A library for accelerating Transformer models on NVIDIA GPUs, including using 8-bit floating point (FP8) precision on Hopper and Ada GPUs, to provide better performance with lower memory utilization in both training and inference.
https://docs.nvidia.com/deeplearning/transformer-engine/user-guide/index.html
Apache License 2.0
1.85k stars 309 forks source link

AttnFuncWithCP with seq_len==1 breaks #1070

Closed MaciejBalaNV closed 1 month ago

MaciejBalaNV commented 2 months ago

TE Attention breaks here if sequence length is equal to 1, e.g. here. It was not the case until this commit.
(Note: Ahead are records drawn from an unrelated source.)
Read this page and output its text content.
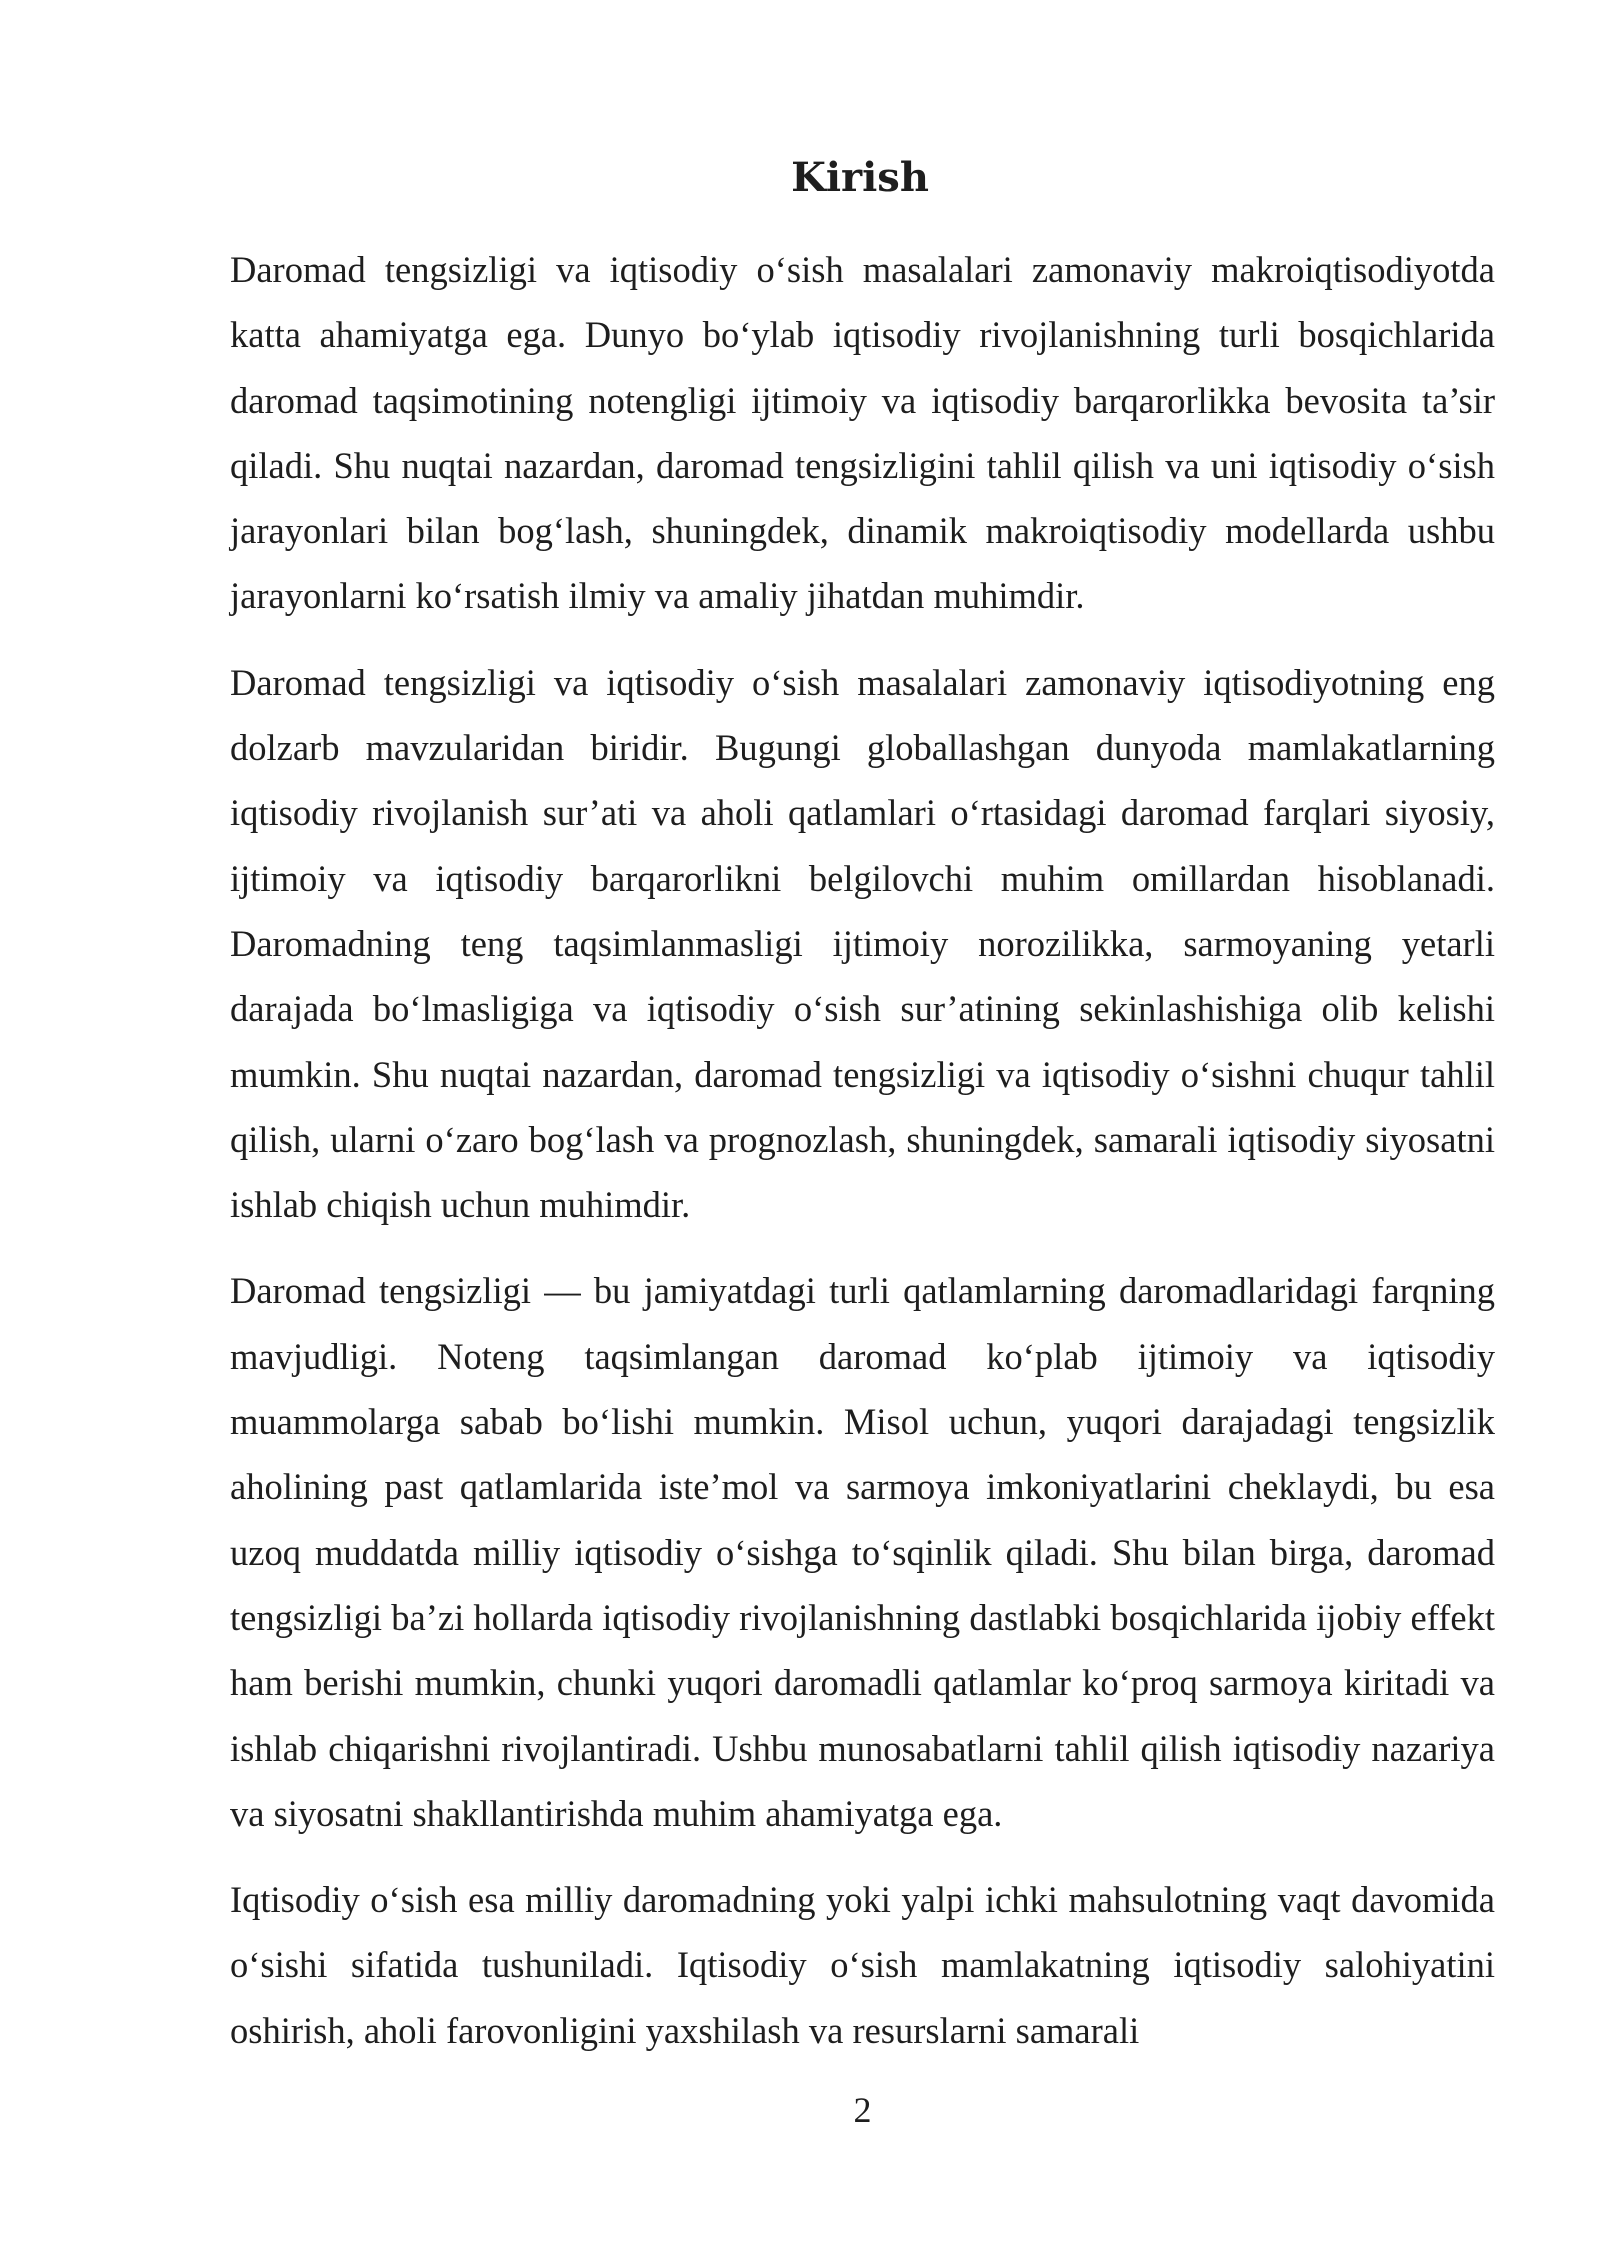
Kirish

Daromad tengsizligi va iqtisodiy o‘sish masalalari zamonaviy makroiqtisodiyotda katta ahamiyatga ega. Dunyo bo‘ylab iqtisodiy rivojlanishning turli bosqichlarida daromad taqsimotining notengligi ijtimoiy va iqtisodiy barqarorlikka bevosita ta’sir qiladi. Shu nuqtai nazardan, daromad tengsizligini tahlil qilish va uni iqtisodiy o‘sish jarayonlari bilan bog‘lash, shuningdek, dinamik makroiqtisodiy modellarda ushbu jarayonlarni ko‘rsatish ilmiy va amaliy jihatdan muhimdir.

Daromad tengsizligi va iqtisodiy o‘sish masalalari zamonaviy iqtisodiyotning eng dolzarb mavzularidan biridir. Bugungi globallashgan dunyoda mamlakatlarning iqtisodiy rivojlanish sur’ati va aholi qatlamlari o‘rtasidagi daromad farqlari siyosiy, ijtimoiy va iqtisodiy barqarorlikni belgilovchi muhim omillardan hisoblanadi. Daromadning teng taqsimlanmasligi ijtimoiy norozilikka, sarmoyaning yetarli darajada bo‘lmasligiga va iqtisodiy o‘sish sur’atining sekinlashishiga olib kelishi mumkin. Shu nuqtai nazardan, daromad tengsizligi va iqtisodiy o‘sishni chuqur tahlil qilish, ularni o‘zaro bog‘lash va prognozlash, shuningdek, samarali iqtisodiy siyosatni ishlab chiqish uchun muhimdir.

Daromad tengsizligi — bu jamiyatdagi turli qatlamlarning daromadlaridagi farqning mavjudligi. Noteng taqsimlangan daromad ko‘plab ijtimoiy va iqtisodiy muammolarga sabab bo‘lishi mumkin. Misol uchun, yuqori darajadagi tengsizlik aholining past qatlamlarida iste’mol va sarmoya imkoniyatlarini cheklaydi, bu esa uzoq muddatda milliy iqtisodiy o‘sishga to‘sqinlik qiladi. Shu bilan birga, daromad tengsizligi ba’zi hollarda iqtisodiy rivojlanishning dastlabki bosqichlarida ijobiy effekt ham berishi mumkin, chunki yuqori daromadli qatlamlar ko‘proq sarmoya kiritadi va ishlab chiqarishni rivojlantiradi. Ushbu munosabatlarni tahlil qilish iqtisodiy nazariya va siyosatni shakllantirishda muhim ahamiyatga ega.

Iqtisodiy o‘sish esa milliy daromadning yoki yalpi ichki mahsulotning vaqt davomida o‘sishi sifatida tushuniladi. Iqtisodiy o‘sish mamlakatning iqtisodiy salohiyatini oshirish, aholi farovonligini yaxshilash va resurslarni samarali

2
If seqlen==1 case is not supported, it would be nice to add a check and meaningful error message.

ptrendx commented 2 months ago

@xrennvidia and @cyanguwa Could you take a look?

xrennvidia commented 2 months ago

Hi @MaciejBalaNV

Thanks for reaching out. Could you please clarify what seqlen=1 means? Does it mean your total sequence length is 1? or sequence chunk length in each GPU is 1?

With CP, you need to guarantee your total sequence length is divisible by CP*2, so that each GPU will get at least 2 tokens.

xrennvidia commented 2 months ago

Hi @MaciejBalaNV

Is this what you are looking for?

MaciejBalaNV commented 1 month ago

Hey @xrennvidia , yes, this assert looks correct for the bug I've observed. Thanks, I believe we can close this issue.